Nice vu de Sète…

Des gradins qui plongent vers la nappe bleue, le vol d’une mouette derrière le chorus d’un trompettiste, la nuit qui étend son voile sur la Méditerranée… Les soirs de juillet, à Sète, le Théâtre de la mer prend des allures de chapelle au milieu des flots.

Soudain, le fracas du monde. Nice, qui s’apprêtait à jazzer à coeur joie… Le djihad en 19 tonnes fonçant sur une autre perle du Sud, tel un récif infernal en plein cœur de « la mer, la mer toujours recommencée ! » dont s’abreuve, sur les hauteurs de la ville, le cimetière marin où repose Paul Valéry.

Nice et l’équinoxe, cet Equinox coltranien auquel le trompettiste Christian Scott prodiguait une nouvelle ferveur, ce 14 juillet, au festival Jazz à Sète, avant que l’on apprenne le bain de sang sur la Promenade des Anglais. Batterie en avant, flûtiste-prodige (Elena Pinderhugues)… Le trompettiste tutoyait d’emblée la mythologie, tee-shirt blanc à l’effigie des Chicago Bulls, attitude à la Miles Davis, le pavillon de l’instrument penché vers le sol pour  délivrer une sonorité à la fois combattante et veloutée.
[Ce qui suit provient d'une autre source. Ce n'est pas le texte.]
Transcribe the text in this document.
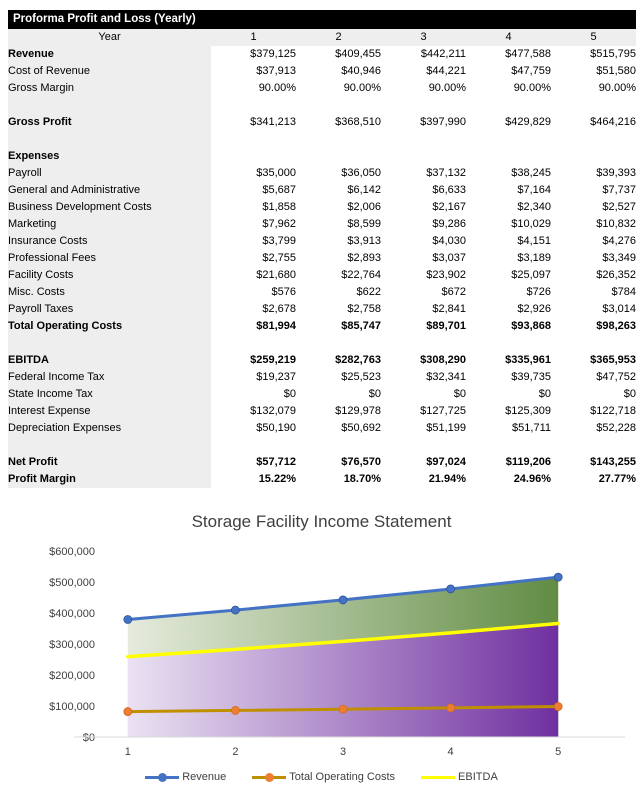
Proforma Profit and Loss (Yearly)
Year	1	2	3	4	5
Revenue	$379,125	$409,455	$442,211	$477,588	$515,795
Cost of Revenue	$37,913	$40,946	$44,221	$47,759	$51,580
Gross Margin	90.00%	90.00%	90.00%	90.00%	90.00%

Gross Profit	$341,213	$368,510	$397,990	$429,829	$464,216

Expenses					
Payroll	$35,000	$36,050	$37,132	$38,245	$39,393
General and Administrative	$5,687	$6,142	$6,633	$7,164	$7,737
Business Development Costs	$1,858	$2,006	$2,167	$2,340	$2,527
Marketing	$7,962	$8,599	$9,286	$10,029	$10,832
Insurance Costs	$3,799	$3,913	$4,030	$4,151	$4,276
Professional Fees	$2,755	$2,893	$3,037	$3,189	$3,349
Facility Costs	$21,680	$22,764	$23,902	$25,097	$26,352
Misc. Costs	$576	$622	$672	$726	$784
Payroll Taxes	$2,678	$2,758	$2,841	$2,926	$3,014
Total Operating Costs	$81,994	$85,747	$89,701	$93,868	$98,263

EBITDA	$259,219	$282,763	$308,290	$335,961	$365,953
Federal Income Tax	$19,237	$25,523	$32,341	$39,735	$47,752
State Income Tax	$0	$0	$0	$0	$0
Interest Expense	$132,079	$129,978	$127,725	$125,309	$122,718
Depreciation Expenses	$50,190	$50,692	$51,199	$51,711	$52,228

Net Profit	$57,712	$76,570	$97,024	$119,206	$143,255
Profit Margin	15.22%	18.70%	21.94%	24.96%	27.77%
Storage Facility Income Statement
$0
$100,000
$200,000
$300,000
$400,000
$500,000
$600,000
1	2	3	4	5
Revenue	Total Operating Costs	EBITDA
Christian Scott est dans l’identitaire, lui aussi, mais pas sur le mode de la haine. Sa Stretch Music, littéralement parlant, c’est l’identité en extension, le jazz qui capte tout ce qui sonne vrai et beau à sa périphérie pour se revivifier. Et quand il reprend The Last Chieftain, hommage à son grand-père héros du Mardi-Gras indien à la Nouvelle-Orléans, Christian Scott transfigure plus que jamais la magnifique devise de Foucault: « Toute identité est une trajectoire ».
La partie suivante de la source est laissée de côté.